My stomach clenches and the great Hallmark Channel tear factory comes rolling in again. “Please…”
It’s my birthday present, five hundred dollars in twenties. Melinda and Clark would go ballistic ─ but it’s not their money any more.
He sits still for a while then stuffs the envelope into his pocket. “What you say your name was?” he asks.
#
Rewind. The absolutely last time, cross my heart and hope to die.
So. There he was, on our doorstep, smiling.
Will you walk into my parlor? said the spider to the fly.
O no no, said the little fly. But in he came anyway and stuffed his face like it was the Last Supper. All the while, Pammie kept the Malevolent One tucked away and out of sight, pret-ty much under control. Good luck with that. He was mine.
Pathetic little Pammie of the frizzy hair and chipmunk cheeks, leading him into the bedroom and showing him her techie toys. Sweet sixteen and never been kissed. I opened my mouth and sucked him in and felt his delicious man-thing, but then Pammie smacked me away and said, No, never again. We don’t do that anymore.
Party pooper.
It was a perfect starry night ─ total Van Gogh. Time for our romp in the garden.
Pammie trying to pull us back because she knows the night belongs to me.
Down the hill we fly, over the stones, faster! faster! with his hand tightly in my grip. I’m like this witch on a broomstick, ayeeeee! ayeeeee! free! scree! ─ until he goes ape shit and bursts the bubble. Why do they always do that?
“Ow! Let go!

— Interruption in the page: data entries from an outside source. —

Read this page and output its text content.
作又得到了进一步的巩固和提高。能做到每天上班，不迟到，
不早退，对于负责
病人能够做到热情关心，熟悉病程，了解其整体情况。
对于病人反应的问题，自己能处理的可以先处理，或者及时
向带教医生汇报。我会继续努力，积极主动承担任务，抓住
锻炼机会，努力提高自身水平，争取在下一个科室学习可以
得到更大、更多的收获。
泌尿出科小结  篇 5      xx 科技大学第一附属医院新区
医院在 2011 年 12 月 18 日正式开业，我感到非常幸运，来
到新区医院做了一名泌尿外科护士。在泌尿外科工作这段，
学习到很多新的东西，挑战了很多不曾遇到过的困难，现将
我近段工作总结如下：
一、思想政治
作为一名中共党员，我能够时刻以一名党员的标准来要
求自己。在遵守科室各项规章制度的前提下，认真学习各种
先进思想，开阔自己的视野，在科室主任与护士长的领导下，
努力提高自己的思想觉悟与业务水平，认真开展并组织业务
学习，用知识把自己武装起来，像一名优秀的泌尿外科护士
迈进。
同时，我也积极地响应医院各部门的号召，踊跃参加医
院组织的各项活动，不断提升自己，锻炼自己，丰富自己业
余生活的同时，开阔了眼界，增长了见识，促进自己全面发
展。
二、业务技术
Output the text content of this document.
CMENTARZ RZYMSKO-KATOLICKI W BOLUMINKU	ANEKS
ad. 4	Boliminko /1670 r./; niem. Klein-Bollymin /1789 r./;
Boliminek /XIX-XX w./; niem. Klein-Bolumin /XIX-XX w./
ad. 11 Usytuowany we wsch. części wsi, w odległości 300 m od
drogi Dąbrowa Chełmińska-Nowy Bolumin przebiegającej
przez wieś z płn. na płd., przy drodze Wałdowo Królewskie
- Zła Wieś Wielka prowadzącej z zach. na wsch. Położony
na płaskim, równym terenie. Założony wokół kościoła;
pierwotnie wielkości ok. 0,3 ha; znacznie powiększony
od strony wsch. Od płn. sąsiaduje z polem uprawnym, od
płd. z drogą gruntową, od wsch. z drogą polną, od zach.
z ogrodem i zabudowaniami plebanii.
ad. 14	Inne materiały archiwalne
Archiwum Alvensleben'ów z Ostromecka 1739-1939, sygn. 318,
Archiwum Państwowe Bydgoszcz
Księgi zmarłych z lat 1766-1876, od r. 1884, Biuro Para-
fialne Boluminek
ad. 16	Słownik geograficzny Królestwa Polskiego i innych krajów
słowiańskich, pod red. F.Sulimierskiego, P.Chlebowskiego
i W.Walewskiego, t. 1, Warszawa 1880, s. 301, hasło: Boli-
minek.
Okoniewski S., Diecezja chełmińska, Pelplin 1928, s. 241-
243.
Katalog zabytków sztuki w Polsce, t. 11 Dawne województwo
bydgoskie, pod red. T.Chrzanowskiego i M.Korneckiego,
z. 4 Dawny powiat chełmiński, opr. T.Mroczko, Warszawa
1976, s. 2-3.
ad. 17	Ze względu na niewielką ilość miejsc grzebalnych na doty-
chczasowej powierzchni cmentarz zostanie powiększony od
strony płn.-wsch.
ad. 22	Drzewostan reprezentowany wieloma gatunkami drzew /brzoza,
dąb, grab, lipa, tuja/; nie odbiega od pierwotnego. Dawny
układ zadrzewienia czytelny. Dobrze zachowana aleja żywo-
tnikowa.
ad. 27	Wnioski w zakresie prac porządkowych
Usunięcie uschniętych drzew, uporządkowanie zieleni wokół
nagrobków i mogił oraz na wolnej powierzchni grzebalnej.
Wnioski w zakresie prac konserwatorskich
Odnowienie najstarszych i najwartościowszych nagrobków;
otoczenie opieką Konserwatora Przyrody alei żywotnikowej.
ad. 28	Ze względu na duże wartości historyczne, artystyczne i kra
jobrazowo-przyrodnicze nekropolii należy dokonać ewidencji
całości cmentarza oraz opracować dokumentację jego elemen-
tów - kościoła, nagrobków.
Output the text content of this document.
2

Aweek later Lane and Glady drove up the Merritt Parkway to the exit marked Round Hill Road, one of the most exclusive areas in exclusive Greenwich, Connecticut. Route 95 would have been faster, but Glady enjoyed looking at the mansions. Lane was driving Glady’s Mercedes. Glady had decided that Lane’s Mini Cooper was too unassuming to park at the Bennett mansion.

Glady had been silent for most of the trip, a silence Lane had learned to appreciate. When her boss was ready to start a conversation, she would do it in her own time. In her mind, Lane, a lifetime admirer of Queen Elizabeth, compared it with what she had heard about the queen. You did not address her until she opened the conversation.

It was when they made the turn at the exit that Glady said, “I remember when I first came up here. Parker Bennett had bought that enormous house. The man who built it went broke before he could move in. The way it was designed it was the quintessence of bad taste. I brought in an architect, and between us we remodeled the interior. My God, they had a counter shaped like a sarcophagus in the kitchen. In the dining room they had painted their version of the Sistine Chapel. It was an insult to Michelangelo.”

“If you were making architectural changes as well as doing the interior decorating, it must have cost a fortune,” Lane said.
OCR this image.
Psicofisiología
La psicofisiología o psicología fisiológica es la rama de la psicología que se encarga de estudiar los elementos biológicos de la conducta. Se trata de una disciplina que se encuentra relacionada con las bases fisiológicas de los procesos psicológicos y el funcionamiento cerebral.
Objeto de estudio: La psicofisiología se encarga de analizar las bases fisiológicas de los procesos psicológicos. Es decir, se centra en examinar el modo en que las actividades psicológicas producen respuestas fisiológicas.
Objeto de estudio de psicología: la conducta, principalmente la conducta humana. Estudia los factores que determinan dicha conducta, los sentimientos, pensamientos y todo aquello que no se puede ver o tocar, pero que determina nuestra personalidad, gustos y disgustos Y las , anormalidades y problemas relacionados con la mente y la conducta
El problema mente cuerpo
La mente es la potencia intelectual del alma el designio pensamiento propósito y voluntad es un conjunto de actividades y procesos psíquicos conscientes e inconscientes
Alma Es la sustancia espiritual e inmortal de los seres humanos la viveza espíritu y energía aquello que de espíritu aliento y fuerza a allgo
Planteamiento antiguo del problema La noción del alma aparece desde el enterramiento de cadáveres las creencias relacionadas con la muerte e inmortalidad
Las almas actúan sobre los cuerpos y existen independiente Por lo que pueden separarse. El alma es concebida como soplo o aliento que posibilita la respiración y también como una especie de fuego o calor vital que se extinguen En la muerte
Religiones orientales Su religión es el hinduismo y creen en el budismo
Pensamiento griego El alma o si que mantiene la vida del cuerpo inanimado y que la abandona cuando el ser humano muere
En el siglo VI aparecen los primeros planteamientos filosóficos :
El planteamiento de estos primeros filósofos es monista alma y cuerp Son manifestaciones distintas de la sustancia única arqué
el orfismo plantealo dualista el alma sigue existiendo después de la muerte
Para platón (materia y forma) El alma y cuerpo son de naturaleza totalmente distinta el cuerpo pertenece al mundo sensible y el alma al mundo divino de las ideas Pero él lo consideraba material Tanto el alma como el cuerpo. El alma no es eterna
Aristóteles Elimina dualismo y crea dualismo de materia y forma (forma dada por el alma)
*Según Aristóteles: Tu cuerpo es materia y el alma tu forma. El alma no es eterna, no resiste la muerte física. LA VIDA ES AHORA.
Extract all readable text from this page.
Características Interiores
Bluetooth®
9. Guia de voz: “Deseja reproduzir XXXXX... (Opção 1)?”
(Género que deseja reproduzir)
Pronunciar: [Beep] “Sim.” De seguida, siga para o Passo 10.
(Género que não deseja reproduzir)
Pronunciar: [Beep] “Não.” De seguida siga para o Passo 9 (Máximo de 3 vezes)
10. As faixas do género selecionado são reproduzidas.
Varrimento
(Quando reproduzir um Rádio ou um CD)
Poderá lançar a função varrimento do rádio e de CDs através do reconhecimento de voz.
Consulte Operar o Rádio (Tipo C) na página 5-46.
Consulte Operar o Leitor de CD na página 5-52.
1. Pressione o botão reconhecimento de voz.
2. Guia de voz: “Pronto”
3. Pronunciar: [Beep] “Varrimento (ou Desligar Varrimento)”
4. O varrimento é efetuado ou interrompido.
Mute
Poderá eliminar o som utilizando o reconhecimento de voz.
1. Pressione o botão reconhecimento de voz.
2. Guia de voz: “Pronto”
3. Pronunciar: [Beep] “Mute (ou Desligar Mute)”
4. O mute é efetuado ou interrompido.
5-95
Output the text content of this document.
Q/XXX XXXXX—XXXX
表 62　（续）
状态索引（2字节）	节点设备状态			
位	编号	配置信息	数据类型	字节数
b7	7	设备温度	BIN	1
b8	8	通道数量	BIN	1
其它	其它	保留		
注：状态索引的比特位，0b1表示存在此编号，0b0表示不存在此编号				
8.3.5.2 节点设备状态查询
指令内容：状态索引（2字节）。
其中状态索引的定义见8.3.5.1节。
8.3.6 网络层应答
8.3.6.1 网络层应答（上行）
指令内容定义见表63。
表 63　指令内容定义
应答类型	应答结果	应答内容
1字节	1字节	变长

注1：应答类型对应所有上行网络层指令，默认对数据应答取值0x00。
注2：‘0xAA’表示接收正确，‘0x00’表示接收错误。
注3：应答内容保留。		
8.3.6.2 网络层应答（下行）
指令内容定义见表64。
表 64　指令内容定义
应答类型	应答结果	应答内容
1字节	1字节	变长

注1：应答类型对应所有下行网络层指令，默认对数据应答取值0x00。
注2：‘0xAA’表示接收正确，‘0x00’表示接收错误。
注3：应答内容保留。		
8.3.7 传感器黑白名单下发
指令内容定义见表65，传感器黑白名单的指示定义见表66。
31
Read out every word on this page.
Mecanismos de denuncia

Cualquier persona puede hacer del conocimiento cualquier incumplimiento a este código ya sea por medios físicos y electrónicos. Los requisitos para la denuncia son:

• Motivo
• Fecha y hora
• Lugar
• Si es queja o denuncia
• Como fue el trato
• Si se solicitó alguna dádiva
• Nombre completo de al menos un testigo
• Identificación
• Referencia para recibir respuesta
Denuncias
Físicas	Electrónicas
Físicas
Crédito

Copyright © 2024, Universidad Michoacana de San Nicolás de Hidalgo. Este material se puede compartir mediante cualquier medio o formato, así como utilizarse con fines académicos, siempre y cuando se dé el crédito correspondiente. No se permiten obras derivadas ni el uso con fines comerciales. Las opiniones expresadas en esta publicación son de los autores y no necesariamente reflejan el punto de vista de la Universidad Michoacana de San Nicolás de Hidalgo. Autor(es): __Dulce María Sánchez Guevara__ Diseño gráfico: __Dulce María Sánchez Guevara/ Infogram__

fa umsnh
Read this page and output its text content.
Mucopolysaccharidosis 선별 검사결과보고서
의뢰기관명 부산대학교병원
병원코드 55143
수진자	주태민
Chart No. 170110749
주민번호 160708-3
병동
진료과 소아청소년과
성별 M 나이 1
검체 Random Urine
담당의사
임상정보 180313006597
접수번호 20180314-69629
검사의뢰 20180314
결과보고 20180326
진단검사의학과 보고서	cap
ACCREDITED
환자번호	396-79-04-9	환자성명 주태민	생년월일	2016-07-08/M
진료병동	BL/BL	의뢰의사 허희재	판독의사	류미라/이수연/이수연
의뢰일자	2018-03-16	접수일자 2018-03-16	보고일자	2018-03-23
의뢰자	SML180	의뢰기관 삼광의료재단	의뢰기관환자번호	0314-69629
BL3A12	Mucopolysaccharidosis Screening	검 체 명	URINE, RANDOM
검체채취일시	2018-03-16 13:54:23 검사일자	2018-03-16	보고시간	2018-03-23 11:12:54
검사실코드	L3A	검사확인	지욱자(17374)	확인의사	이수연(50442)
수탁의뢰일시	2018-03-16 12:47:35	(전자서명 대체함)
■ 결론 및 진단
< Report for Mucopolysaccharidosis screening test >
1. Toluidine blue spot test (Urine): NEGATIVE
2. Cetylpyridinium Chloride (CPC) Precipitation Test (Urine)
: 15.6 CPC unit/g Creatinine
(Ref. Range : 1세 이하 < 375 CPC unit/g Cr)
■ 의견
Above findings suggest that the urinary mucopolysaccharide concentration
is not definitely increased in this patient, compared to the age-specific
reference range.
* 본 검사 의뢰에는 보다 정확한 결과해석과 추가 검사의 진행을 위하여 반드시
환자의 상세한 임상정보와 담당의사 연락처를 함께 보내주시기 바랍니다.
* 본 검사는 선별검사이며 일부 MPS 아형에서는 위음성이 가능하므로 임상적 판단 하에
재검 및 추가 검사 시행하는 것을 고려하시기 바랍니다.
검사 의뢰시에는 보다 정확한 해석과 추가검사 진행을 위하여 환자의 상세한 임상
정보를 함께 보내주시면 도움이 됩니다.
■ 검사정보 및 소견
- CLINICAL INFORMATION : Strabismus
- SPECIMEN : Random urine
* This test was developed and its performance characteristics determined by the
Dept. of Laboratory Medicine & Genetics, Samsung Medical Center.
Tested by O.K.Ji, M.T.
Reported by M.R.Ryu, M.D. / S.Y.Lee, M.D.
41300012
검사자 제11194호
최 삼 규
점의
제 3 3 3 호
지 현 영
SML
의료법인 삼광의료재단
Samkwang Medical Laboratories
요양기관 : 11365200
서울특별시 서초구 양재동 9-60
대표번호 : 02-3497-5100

Why you acting so weird?”
He won’t play!
Pulling away, snapping his arm up and down, kicking and twisting to throw me off, going all National Geographic like a deer in the jaws of a hyena.
And everyone’s, like, “Play nicely, Pamela,” but no one to stop me this time, no teachers on the playground, and Pammie, sweet Pammie, shriveling away in the shadows.
The red dot in my brain explodes and I shake him loose, and as he stumbles I smash the base of the telescope into his skull and down and away he goes, crashing into the rocks.
Such a shame he wouldn’t play. We really liked him.
Back in the condo, Pammie is sleeping, and I snuggle back into her. Safe in her nighttime dreams. She won’t remember a thing.